Materials science is entering an era where the growth of data from experiments and calculations is expanding beyond a level that is properly processable by established scientific methods. Dealing with this big data is not just a technical challenge but much more it is a great chance. Big-data analytics will revolutionize new material discovery and will make the successful search of structure-property relationships among multiple length scales and timescales possible.
Thus far, the search for new materials for new applications was limited to educated guesses mostly based on selective experiments. By tackling this big data challenge with high-speed computing extremely large, disparate databases and large-scale computations have to be dealt with. But recent advances in data mining will allow pattern recognition and pattern prediction in an unprecedented way. The outcome of big-data-driven materials science approaches will then impact the way experiments and data analyses are done.

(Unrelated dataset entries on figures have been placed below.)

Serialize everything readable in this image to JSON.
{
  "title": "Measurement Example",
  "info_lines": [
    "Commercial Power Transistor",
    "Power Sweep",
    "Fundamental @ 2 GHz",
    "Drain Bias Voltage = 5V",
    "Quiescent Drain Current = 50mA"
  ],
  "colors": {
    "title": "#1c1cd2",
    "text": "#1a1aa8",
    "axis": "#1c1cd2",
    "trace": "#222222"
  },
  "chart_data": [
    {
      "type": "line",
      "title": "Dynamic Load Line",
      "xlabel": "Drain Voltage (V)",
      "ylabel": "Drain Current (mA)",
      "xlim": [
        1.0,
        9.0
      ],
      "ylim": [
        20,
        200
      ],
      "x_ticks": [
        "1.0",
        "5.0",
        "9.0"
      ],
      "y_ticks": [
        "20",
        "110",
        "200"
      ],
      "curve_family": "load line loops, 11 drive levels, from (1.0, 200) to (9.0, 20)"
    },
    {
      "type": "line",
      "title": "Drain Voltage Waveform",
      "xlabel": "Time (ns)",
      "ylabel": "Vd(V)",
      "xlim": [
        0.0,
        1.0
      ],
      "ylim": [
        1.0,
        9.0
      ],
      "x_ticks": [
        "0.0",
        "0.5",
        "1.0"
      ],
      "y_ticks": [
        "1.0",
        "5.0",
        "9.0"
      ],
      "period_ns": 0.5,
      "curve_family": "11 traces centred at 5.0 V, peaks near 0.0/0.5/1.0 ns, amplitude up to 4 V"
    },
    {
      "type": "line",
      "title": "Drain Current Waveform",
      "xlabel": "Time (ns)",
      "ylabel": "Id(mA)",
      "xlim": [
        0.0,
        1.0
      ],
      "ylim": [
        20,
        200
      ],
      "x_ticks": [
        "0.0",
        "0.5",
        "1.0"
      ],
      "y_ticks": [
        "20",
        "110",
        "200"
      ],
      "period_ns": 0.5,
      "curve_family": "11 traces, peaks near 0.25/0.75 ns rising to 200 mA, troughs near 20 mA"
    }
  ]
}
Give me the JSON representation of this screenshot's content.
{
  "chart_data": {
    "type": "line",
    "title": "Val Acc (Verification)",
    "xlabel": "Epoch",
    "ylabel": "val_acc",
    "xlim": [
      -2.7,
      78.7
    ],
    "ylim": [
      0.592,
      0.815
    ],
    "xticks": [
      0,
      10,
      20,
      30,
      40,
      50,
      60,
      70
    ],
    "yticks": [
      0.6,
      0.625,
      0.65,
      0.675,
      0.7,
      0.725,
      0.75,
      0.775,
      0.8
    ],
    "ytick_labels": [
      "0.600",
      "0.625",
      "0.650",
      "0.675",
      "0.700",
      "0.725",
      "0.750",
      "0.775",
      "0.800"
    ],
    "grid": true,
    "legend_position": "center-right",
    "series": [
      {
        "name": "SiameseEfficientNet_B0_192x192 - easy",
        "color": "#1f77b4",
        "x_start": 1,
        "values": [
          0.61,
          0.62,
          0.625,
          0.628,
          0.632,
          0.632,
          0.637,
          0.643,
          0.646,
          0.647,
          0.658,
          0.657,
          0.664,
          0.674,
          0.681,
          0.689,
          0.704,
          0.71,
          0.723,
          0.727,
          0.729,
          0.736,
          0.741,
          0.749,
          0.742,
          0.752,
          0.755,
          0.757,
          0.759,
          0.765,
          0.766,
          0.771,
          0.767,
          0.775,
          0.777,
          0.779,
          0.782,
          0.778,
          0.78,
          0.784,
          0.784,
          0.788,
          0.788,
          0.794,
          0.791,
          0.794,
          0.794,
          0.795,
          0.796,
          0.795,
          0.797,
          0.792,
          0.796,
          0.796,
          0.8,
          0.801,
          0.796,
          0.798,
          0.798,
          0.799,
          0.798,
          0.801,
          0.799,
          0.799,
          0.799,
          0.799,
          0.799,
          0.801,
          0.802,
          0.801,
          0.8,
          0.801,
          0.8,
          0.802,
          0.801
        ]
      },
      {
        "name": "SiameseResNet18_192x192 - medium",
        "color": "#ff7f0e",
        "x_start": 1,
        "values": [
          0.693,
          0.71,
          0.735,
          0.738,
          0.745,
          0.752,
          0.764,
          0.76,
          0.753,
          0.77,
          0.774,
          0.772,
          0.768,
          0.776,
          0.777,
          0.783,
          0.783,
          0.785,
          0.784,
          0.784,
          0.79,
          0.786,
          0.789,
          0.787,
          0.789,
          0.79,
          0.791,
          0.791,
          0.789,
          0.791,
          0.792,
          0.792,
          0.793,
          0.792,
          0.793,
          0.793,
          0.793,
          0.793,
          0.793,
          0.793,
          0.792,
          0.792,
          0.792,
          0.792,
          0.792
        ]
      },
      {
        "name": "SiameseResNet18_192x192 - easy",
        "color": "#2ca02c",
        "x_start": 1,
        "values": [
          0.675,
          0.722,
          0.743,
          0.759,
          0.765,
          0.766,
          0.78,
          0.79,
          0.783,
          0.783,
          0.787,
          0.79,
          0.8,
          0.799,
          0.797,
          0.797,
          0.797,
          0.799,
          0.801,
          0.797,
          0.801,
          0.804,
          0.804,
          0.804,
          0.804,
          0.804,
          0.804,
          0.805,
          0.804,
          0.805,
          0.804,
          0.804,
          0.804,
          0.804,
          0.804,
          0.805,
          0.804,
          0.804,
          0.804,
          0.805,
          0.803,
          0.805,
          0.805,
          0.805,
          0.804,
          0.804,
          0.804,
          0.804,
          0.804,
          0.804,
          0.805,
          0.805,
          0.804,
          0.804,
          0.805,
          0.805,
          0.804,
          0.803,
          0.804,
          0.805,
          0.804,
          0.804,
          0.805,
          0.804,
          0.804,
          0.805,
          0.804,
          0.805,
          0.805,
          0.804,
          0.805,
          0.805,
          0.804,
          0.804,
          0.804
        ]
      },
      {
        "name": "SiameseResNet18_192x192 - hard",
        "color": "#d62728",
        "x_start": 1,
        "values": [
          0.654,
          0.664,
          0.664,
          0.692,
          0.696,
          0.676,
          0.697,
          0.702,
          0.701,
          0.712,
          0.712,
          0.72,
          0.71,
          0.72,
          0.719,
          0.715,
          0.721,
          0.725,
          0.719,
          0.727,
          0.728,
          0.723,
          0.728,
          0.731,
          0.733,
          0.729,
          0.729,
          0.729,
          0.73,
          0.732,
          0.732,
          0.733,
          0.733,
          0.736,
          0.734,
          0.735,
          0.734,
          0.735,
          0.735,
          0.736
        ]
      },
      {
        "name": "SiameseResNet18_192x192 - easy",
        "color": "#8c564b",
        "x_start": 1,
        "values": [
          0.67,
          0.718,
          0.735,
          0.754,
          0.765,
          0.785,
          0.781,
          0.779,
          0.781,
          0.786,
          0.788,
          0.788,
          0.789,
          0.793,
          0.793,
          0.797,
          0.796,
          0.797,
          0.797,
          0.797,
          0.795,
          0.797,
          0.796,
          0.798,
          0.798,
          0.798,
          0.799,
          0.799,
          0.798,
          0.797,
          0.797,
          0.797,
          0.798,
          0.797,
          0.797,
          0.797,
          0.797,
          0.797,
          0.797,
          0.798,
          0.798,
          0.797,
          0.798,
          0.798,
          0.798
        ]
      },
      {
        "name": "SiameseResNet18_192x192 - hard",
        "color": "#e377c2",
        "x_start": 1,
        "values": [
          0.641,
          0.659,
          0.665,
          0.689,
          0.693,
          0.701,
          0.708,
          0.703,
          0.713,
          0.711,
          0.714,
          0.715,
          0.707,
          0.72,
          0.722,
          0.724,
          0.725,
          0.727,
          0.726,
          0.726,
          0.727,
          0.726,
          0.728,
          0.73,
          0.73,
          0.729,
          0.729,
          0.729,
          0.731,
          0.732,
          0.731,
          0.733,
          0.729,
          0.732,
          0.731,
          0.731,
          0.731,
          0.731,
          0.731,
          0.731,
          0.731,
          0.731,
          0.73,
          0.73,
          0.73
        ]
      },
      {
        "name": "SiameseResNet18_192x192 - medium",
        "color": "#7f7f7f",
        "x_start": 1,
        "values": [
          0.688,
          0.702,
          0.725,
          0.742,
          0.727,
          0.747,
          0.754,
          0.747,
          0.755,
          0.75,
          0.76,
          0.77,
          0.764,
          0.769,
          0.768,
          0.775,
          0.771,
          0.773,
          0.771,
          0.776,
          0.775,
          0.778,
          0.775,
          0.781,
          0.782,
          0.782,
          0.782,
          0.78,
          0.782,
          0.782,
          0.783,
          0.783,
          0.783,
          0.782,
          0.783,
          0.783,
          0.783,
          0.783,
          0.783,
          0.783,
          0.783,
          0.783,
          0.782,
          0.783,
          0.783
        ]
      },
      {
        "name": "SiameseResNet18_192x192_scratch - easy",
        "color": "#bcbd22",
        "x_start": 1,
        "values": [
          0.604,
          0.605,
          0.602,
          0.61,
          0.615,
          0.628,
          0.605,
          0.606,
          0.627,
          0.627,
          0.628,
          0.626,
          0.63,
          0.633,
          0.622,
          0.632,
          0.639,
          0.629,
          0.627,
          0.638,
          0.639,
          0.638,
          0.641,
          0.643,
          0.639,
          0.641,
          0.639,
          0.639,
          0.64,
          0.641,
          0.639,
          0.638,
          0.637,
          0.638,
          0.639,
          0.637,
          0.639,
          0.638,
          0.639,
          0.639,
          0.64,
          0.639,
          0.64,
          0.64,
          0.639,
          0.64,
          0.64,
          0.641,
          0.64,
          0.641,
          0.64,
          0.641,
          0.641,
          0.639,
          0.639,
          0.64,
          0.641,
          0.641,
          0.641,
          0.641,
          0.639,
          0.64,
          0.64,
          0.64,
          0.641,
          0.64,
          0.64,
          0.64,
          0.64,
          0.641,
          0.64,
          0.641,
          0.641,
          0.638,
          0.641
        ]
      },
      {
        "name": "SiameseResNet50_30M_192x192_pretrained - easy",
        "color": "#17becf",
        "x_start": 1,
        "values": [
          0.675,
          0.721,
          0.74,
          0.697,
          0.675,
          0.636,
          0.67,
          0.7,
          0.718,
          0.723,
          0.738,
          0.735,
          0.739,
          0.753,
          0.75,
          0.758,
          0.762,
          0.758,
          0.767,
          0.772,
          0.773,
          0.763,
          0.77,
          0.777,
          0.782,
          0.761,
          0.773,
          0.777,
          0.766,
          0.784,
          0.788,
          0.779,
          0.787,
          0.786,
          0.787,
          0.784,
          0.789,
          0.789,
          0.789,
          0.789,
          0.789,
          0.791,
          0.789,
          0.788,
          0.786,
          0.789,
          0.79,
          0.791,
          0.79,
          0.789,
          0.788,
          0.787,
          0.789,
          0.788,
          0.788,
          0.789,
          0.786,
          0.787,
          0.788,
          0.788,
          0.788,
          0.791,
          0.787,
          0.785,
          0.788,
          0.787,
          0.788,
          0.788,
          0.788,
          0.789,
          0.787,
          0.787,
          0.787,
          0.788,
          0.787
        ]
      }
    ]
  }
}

 Big data on innovative materials

Ten institutions of the Max Planck Society and Humboldt-Universität zu Berlin combine their know-how in data-driven materials science. The aim is a better use of the possibilities associated with analyzing large amounts of data.

Which alloying constituents lend a steel unique bending strength, extreme hardness and non-rusting properties? Are semiconductors that promise greater efficiencies for solar modules available, and do they offer greater flexibility than silicon? What would be the best catalyst for a very specific chemical reaction? Or, how should a surface be coated to achieve the best possible thermal protection? To more easily find answers to these typical problems facing materials scientist in future, researchers from the above cited Institutions hope to better exploit the opportunities presented by analyzing large volumes of data. To this end, they cooperate in MaxNet on Big-Data-Driven Materials Science or, simply, BiGmax.

Generally, when scientists search for a new material for a specific purpose, they previously had to rely on the results of experiments on selected materials. And yet they never know whether there is not a better solution out there. How practical would it be, then, if researchers from both academia and industry could simply refer to a table to find the optimal material for their purpose? However, this is still far from the reality. "To date, around 240,000 inorganic materials alone are known; yet we have knowledge of only some of the properties of less than 100 of these substances", says Matthias Scheffler, Director at the Max Planck Society's Fritz Haber Institute in Berlin. As a theoretical physicist, he is certain that the large volumes of data being universally collected, also referred to as Big Data, can help to move closer to the table mentioned above. He imagines though this table more as a kind of multi-dimensional materials map.

Scheffler is a co-initiator of the cross-institutional alliance MaxNet on Big Data-Driven Materials Science within the Max Planck Society. The declared aim of BiGmax is to innovatively utilize the large, in part previously existing data, and to thereby make them a driving force in materials research. In addition to the Humboldt-Universität zu Berlin, another 10 MPG facilities are collaborating: the Max Planck Institutes for Dynamics of Complex Technical Systems (in Magdeburg), for Colloid and Interface Research (Potsdam-Golm), for Polymer Research (Mainz), for Eisenforschung (Düsseldorf), for Physics of Complex Systems (Dresden), for Structure and Dynamics of Matter (Hamburg), for Intelligent Systems (Tübingen), for Computer Science (Saarbrücken), Fritz Haber Institute (Berlin) and Max Planck Computing and Data Facility (Garching).